Dans le cadre de la procédure dite du semestre européen, les Etats présenteront au mois d'avril leurs stratégies budgétaires à moyen terme et leurs programmes de réforme.

Il apparaîtra que certains pays, dont la France et l'Espagne, ne respecteront pas leur objectif de déficit, respectivement de 3 et 4,5 % du PIB en 2013.

La Commission européenne aura alors le choix entre formuler des orientations ciblées sur la consolidation budgétaire ou se concentrer sur les moyens de réduire les déséquilibres économiques des pays, tout en admettant la nécessité de relâcher à court terme la contrainte budgétaire. La seconde option doit s'imposer pour deux motifs.

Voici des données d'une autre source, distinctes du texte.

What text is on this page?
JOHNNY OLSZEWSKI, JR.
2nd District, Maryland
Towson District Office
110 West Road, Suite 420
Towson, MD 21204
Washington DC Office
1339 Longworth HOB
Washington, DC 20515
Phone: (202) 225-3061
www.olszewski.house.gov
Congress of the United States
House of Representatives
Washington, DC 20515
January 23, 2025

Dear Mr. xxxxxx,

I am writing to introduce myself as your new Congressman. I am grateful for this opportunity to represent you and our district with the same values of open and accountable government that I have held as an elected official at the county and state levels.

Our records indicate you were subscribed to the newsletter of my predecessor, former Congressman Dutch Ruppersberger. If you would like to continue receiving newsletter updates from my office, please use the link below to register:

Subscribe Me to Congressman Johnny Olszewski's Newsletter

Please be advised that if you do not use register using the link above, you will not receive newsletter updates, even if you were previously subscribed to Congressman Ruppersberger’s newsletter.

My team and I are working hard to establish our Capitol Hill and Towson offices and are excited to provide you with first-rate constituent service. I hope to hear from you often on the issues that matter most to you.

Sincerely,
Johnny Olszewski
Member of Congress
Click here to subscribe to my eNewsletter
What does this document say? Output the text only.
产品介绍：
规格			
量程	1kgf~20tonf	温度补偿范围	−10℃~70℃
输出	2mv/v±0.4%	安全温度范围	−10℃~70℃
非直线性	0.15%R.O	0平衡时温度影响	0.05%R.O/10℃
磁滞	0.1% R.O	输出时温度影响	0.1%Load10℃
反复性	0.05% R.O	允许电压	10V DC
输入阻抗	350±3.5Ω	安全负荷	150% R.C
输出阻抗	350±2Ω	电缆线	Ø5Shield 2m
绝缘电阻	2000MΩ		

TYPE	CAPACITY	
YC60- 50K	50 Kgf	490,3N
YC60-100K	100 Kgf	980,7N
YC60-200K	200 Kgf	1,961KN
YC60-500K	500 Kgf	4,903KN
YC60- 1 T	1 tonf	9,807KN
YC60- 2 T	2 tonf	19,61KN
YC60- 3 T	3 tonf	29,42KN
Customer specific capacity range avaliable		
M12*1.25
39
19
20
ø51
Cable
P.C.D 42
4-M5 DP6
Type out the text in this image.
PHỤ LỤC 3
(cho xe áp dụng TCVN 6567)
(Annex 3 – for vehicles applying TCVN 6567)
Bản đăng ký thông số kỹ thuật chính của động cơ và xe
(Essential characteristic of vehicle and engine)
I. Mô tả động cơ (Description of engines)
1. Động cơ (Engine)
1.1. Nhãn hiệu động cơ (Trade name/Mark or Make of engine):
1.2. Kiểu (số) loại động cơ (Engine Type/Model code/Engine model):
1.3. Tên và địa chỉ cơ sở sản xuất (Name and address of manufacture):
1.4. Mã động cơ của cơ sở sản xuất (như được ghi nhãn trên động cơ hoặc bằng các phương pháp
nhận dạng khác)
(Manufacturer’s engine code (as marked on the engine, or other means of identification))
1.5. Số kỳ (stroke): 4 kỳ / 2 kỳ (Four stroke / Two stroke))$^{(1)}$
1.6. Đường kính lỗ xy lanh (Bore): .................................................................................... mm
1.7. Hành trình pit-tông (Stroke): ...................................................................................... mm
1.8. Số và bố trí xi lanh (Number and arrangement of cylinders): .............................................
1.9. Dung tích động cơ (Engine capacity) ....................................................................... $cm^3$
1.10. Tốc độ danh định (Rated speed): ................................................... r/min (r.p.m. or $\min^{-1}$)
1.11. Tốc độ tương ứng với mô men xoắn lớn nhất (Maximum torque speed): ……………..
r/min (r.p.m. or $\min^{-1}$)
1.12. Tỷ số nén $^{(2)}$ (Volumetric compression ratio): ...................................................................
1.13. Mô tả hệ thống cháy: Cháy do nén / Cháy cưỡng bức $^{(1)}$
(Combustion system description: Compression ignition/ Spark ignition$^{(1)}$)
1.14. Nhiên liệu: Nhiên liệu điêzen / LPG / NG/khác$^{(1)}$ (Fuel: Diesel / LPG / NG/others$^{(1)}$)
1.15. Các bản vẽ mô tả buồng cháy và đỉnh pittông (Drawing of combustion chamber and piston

D'une part, la zone euro, avec un déficit moyen qui devrait s'inscrire sous les 3 % du PIB en 2013, est la plus avancée dans l'exercice de consolidation de ses finances publiques.

Aux Etats-Unis, républicains et démocrates ne sont, pour l'instant, parvenus qu'à un accord a minima sur la falaise budgétaire, de telle manière que le déficit américain pourrait encore dépasser les 7 % du PIB cette année.

En Angleterre, la reprise économique est tellement faible que le déficit devrait également atteindre les 7 %, ce qui contribue vraisemblablement à ce que se pose, de nouveau, la question existentielle de sa place dans l'Union européenne...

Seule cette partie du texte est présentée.